- Opening titles
- Directed by: David MacDonald
- Written by: Derek B. Mayne; A. R. Rawlinson;
- Produced by: Anthony Havelock-Allan
- Starring: Campbell Gullan; Kenne Duncan; Greta Gynt;
- Cinematography: Francis Carver
- Edited by: Lister Laurance
- Production company: British and Dominions
- Distributed by: Paramount British Pictures
- Release date: 23 July 1937;
- Running time: 67 minutes
- Country: United Kingdom
- Language: English

= The Last Curtain =

The Last Curtain is a 1937 British comedy crime film directed by David MacDonald and starring Campbell Gullan, Kenne Duncan and Greta Gynt.

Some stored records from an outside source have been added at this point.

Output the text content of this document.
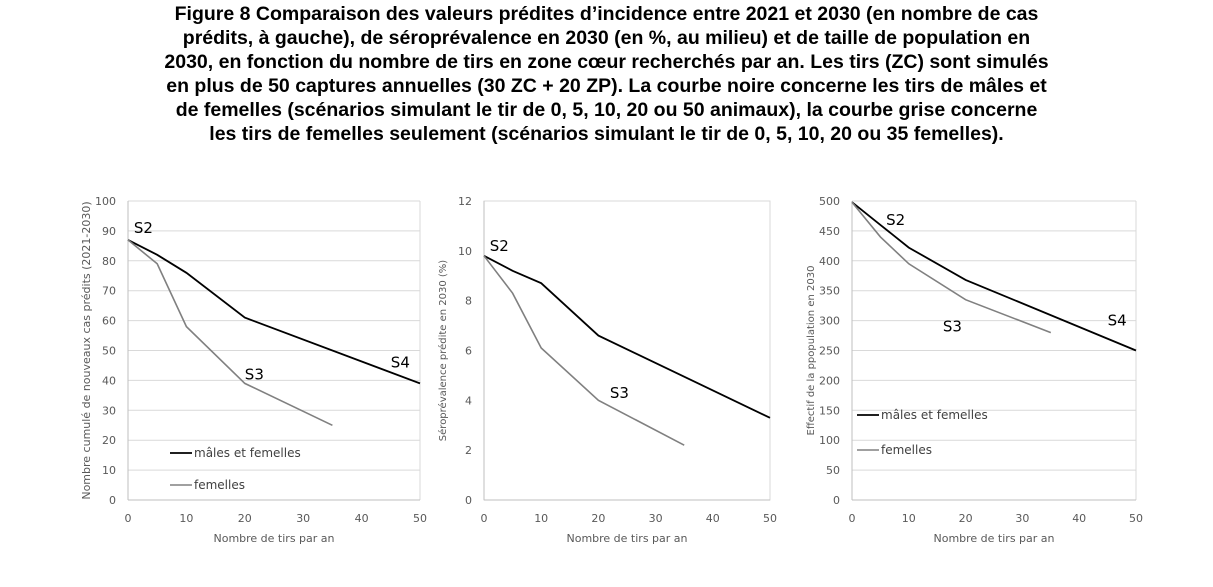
Figure 8 Comparaison des valeurs prédites d’incidence entre 2021 et 2030 (en nombre de cas
prédits, à gauche), de séroprévalence en 2030 (en %, au milieu) et de taille de population en
2030, en fonction du nombre de tirs en zone cœur recherchés par an. Les tirs (ZC) sont simulés
en plus de 50 captures annuelles (30 ZC + 20 ZP). La courbe noire concerne les tirs de mâles et
de femelles (scénarios simulant le tir de 0, 5, 10, 20 ou 50 animaux), la courbe grise concerne
les tirs de femelles seulement (scénarios simulant le tir de 0, 5, 10, 20 ou 35 femelles).
0
10
20
30
40
50
60
70
80
90
100
0	10	20	30	40	50
Nombre de tirs par an
Nombre cumulé de nouveaux cas prédits (2021-2030)	S2
S3
S4
mâles et femelles
femelles
0
2
4
6
8
10
12
0	10	20	30	40	50
Nombre de tirs par an
Séroprévalence prédite en 2030 (%)
S2
S3
0
50
100
150
200
250
300
350
400
450
500
0	10	20	30	40	50
Nombre de tirs par an
Effectif de la ppopulation en 2030
S2
S3	S4
mâles et femelles
femelles
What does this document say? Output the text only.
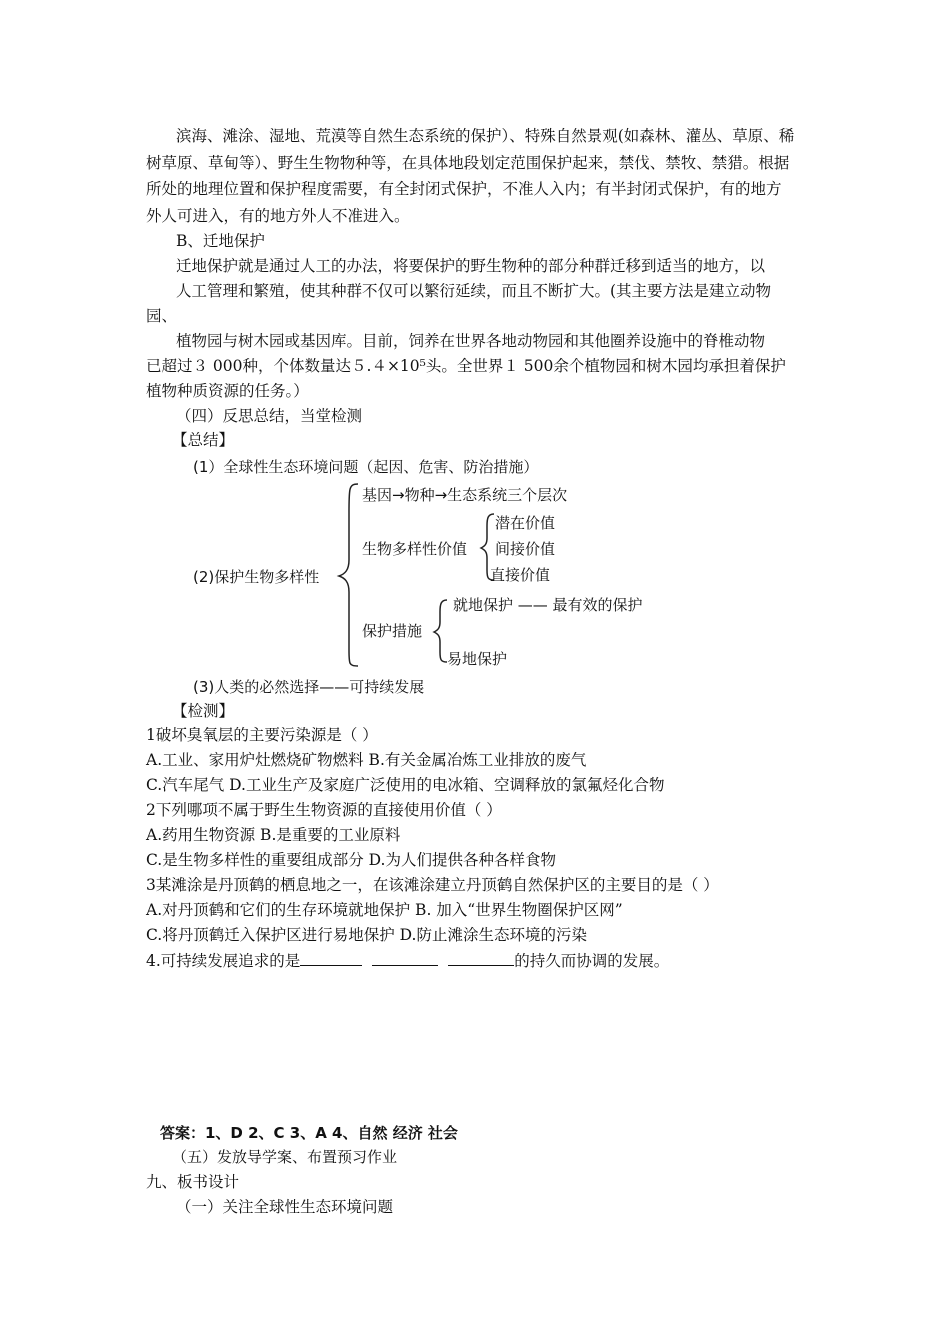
滨海、滩涂、湿地、荒漠等自然生态系统的保护）、特殊自然景观(如森林、灌丛、草原、稀
树草原、草甸等）、野生生物物种等，在具体地段划定范围保护起来，禁伐、禁牧、禁猎。根据
所处的地理位置和保护程度需要，有全封闭式保护，不准人入内；有半封闭式保护，有的地方
外人可进入，有的地方外人不准进入。
B、迁地保护
迁地保护就是通过人工的办法，将要保护的野生物种的部分种群迁移到适当的地方，以
人工管理和繁殖，使其种群不仅可以繁衍延续，而且不断扩大。(其主要方法是建立动物
园、
植物园与树木园或基因库。目前，饲养在世界各地动物园和其他圈养设施中的脊椎动物
已超过３ 000种，个体数量达５.４×10⁵头。全世界１ 500余个植物园和树木园均承担着保护
植物种质资源的任务。）
（四）反思总结，当堂检测
【总结】
(1）全球性生态环境问题（起因、危害、防治措施）
基因→物种→生态系统三个层次
生物多样性价值
潜在价值
间接价值
直接价值
(2)保护生物多样性
保护措施
就地保护 —— 最有效的保护
易地保护
(3)人类的必然选择——可持续发展
【检测】
1破坏臭氧层的主要污染源是（ ）
A.工业、家用炉灶燃烧矿物燃料 B.有关金属冶炼工业排放的废气
C.汽车尾气 D.工业生产及家庭广泛使用的电冰箱、空调释放的氯氟烃化合物
2下列哪项不属于野生生物资源的直接使用价值（ ）
A.药用生物资源 B.是重要的工业原料
C.是生物多样性的重要组成部分 D.为人们提供各种各样食物
3某滩涂是丹顶鹤的栖息地之一，在该滩涂建立丹顶鹤自然保护区的主要目的是（ ）
A.对丹顶鹤和它们的生存环境就地保护 B. 加入“世界生物圈保护区网”
C.将丹顶鹤迁入保护区进行易地保护 D.防止滩涂生态环境的污染
4.可持续发展追求的是	的持久而协调的发展。
答案：1、D 2、C 3、A 4、自然 经济 社会
（五）发放导学案、布置预习作业
九、板书设计
（一）关注全球性生态环境问题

It was written by Derek B. Mayne and A. R. Rawlinson, and made at Pinewood Studios as a quota quickie. The film's sets were designed by John Bryan. It was the first film for comedy actor Joss Ambler who went on to star with such comedy stalwarts as George Formby and Will Hay.

== Plot ==
Insurance assessor Bob Fenton is investigating a series of robberies. He uncovers the burglars living in a bakery, where the jewels are hidden in doughnuts. Pretending to be a villain, Fenton is hired by the gang's boss, Joe Garsatti, to surveil the actor Sir Alan Masterville, who fences the jewels. Garsatti is suspicious of Fenton and, dressed as him, shoots Masterville, who, before he dies, is able to identify Garsatti as his murderer.

==Cast==
- Campbell Gullan as Sir Alan Masterville
- Kenne Duncan as Joe Garsatti
- Greta Gynt as Julie Rendle
- John Wickham as Bob Fenton
- Sara Seegar as Molly
- Joss Ambler as Ellis
- W.G. Fay as Milligam
- Eric Hales as Barrington
- Mervyn Johns as Hemp

== Reception ==
The Monthly Film Bulletin wrote: "The plot is neat and well handled and gives ample scope to Campbell Gullan as Sir Alan; his satire of a temperamental actor is excellent. John Wickham provides good looks and plenty of dash as the hero. The technical qualities are first-class."

The Daily Film Renter wrote: "Crook melodrama in West End theatre setting, told with equal emphasis on both comedy and dramatic angles. New treatment of familiar situations, allied with smooth and imaginative direction which brings out subtleties of humorous angle of hammy actor-manager and conceits of stage-land, makes picture a usable supporting feature."